Who speaks for the local villages?
The islands of Cambodia undergo changes like never before. What is in for the local villages and communities?
Koh Tuich Village/Koh Rong
observations and conclusions: In 2008, when we and “The Dive Shop” began scouting and stayed on the place overnight for the very first time, Koh Tuich (koh means island and tuich means small; named after the tiny island around a mile to the North-East) Village on Koh Rong was very isolated. Health conditions were just terrible, the kids in particular. Fishing was the only source of income. Two in three people did not do anything. Boredom and alcoholism was commonplace… The whole village is by now a long row of guest houses. Most families have either made a good deal or they run a business themselves. Kids go to school and the general mood is good. They have adapted – surprisingly – well to the quick transformation…with WiFi routers in their roof-beams. There are lots of reasonable Farangs around, with great concepts on sustainability and environmental issues. And – in the face of it – it goes quite OK so far. Visitor numbers have risen fast and garbage disposal is working good – with respect to constantly growing volumes. Given the “mental” situation – a curious mix of official indifference vs tolerance and free entrepreneurship vs social hierarchy plus Westerners, who ridicule the latter – things are going surprisingly smooth.

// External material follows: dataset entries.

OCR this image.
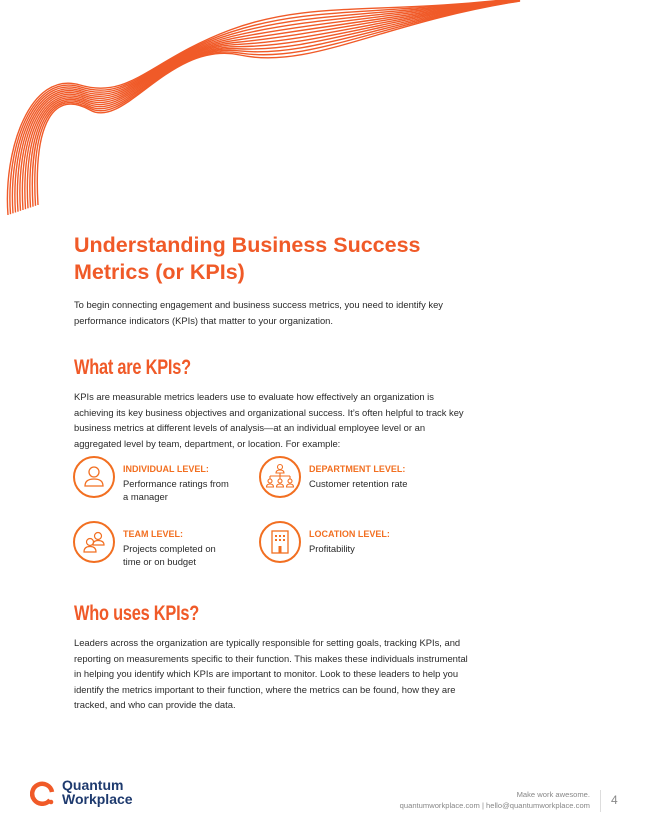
Understanding Business Success Metrics (or KPIs)

To begin connecting engagement and business success metrics, you need to identify key performance indicators (KPIs) that matter to your organization.

What are KPIs?

KPIs are measurable metrics leaders use to evaluate how effectively an organization is achieving its key business objectives and organizational success. It’s often helpful to track key business metrics at different levels of analysis—at an individual employee level or an aggregated level by team, department, or location. For example:

INDIVIDUAL LEVEL:

Performance ratings from a manager

DEPARTMENT LEVEL:

Customer retention rate

TEAM LEVEL:

Projects completed on time or on budget

LOCATION LEVEL:

Profitability

Who uses KPIs?

Leaders across the organization are typically responsible for setting goals, tracking KPIs, and reporting on measurements specific to their function. This makes these individuals instrumental in helping you identify which KPIs are important to monitor. Look to these leaders to help you identify the metrics important to their function, where the metrics can be found, how they are tracked, and who can provide the data.

Quantum
Workplace	Make work awesome.
quantumworkplace.com | hello@quantumworkplace.com 4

The bad stuff: The village is – regularly – close to a madhouse by night – noisy parties everywhere. And hordes of Westerners to be seen – on LSD etc. – going berserk. The Villagers – still – seem to tolerate it. Certainly soon there will be the first drug-related accidents, if this is not being suppressed.
Sok San Village/Koh Rong
Sok San(paradise) Village is on the island’s western side at the northern end of the 6km long Sok San Beach. The community is presumably very much the size of Koh Tuich Village (own assessment). Tourism is still very moderate here and for the majority not much has changed. Still, the villagers are more flexible than ever because there is (at least twice) daily ferry service to the main land – probably the best thing at all – with the greatest impact on anyone’s life on Koh Rong.
Daun Penh Village/Koh Rong
It used to be older and better organized in the first place. Houses were (are) more solid and connected with wooden pathways, the place has some sort of “structure”. Residents also are engaging in well organized crab fishing and – farming. Crab sells and profits are fine. It is not clear how big NGO activities (a couple of years ago) were. Remainders of some NGO-sponsored facilities dot the fringes of the villages, such as a deserted Health-Point and a neglected Major’s-office.
Prek Svay(prek means morning and svay means mango) Village It is also situated on the eastern, inner side on a huge bay opposite “Song Saa islands Resort” and near “Palm Beach Resort”.
It is likely the stage for most bizarre encounters – the rich meets poor stuff – when visitors from Song Saa Resort (rooms rates start at $ 1000- ) feel, they should go and see the place.